“The link between academic failure, violence, and crime
is welded to reading failure”
—The Department of Justice
There are probably more than a hundred studies on the connection between reading and incarceration—and the results are never good for those who can’t read. The National Assessment of Adult Literacy found that 66% of students who cannot read proficiently by the end of the fourth grade will end up in jail or on welfare.
It sounds like an unfair sentence has been levied on every child who has trouble reading, but like so many things in life, one event, one experience that happened or didn’t, can change a life. When learning to read well didn’t happen, that life is at risk.
Here's the risk: Studies report more than 70% of inmates in America's prisons cannot read above a fourth grade level, 90% of welfare recipients are high school dropouts, and 16-to-19 year old girls at the poverty level, with low reading skills, are six times more likely to have out-of-wedlock children.

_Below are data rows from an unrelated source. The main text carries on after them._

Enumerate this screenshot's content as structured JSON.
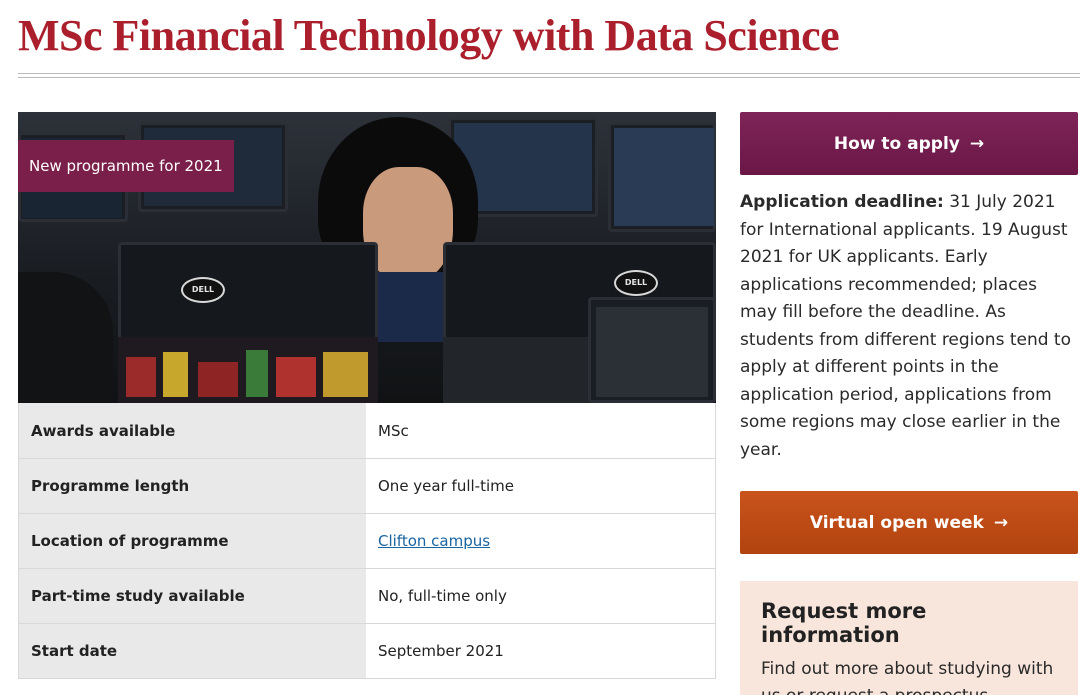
{
  "page": {
    "title": "MSc Financial Technology with Data Science"
  },
  "hero": {
    "badge": "New programme for 2021",
    "monitor_logo": "DELL"
  },
  "facts": [
    {
      "label": "Awards available",
      "value": "MSc"
    },
    {
      "label": "Programme length",
      "value": "One year full-time"
    },
    {
      "label": "Location of programme",
      "value": "Clifton campus"
    },
    {
      "label": "Part-time study available",
      "value": "No, full-time only"
    },
    {
      "label": "Start date",
      "value": "September 2021"
    }
  ],
  "sidebar": {
    "apply_button": "How to apply",
    "deadline_label": "Application deadline:",
    "deadline_text": "31 July 2021 for International applicants. 19 August 2021 for UK applicants. Early applications recommended; places may fill before the deadline. As students from different regions tend to apply at different points in the application period, applications from some regions may close earlier in the year.",
    "open_week_button": "Virtual open week",
    "arrow_glyph": "→",
    "info_title": "Request more information",
    "info_text": "Find out more about studying with us or request a prospectus."
  },
  "colors": {
    "title": "#ab1f2d",
    "apply_button": "#7a1f4a",
    "open_week_button": "#c24d18",
    "info_box_bg": "#f8e6dc",
    "link": "#1a64a0"
  }
}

To give kids a better chance at success in life, some cities are taking action. When it was found that 72% of Baltimore grade school students could not read at proficiency levels, a volunteer group called The Experience Corp was formed to provide tutors. While a community response is fantastic, I am always surprised that these studies never challenge the people who brought the child into the world.
Education starts at home. A child isn’t ever going to get persistent one-on-one attention with 30 kids in a classroom, and when he or she is having trouble reading, individual tutoring is necessary. Parenting is work, but the reward of a happy, successful child far exceeds the effort parents can ever expend.
A low reading score is just an indicator, like a lump that shouldn’t be there, or a thunder clap when you didn’t expect rain. For parents, a low reading score should be a flashing red light to get the books out and be the teachers they are meant to be, because a child with proficient reading skills has the best chance of being able to negotiate this world on an equal and even exceptional basis.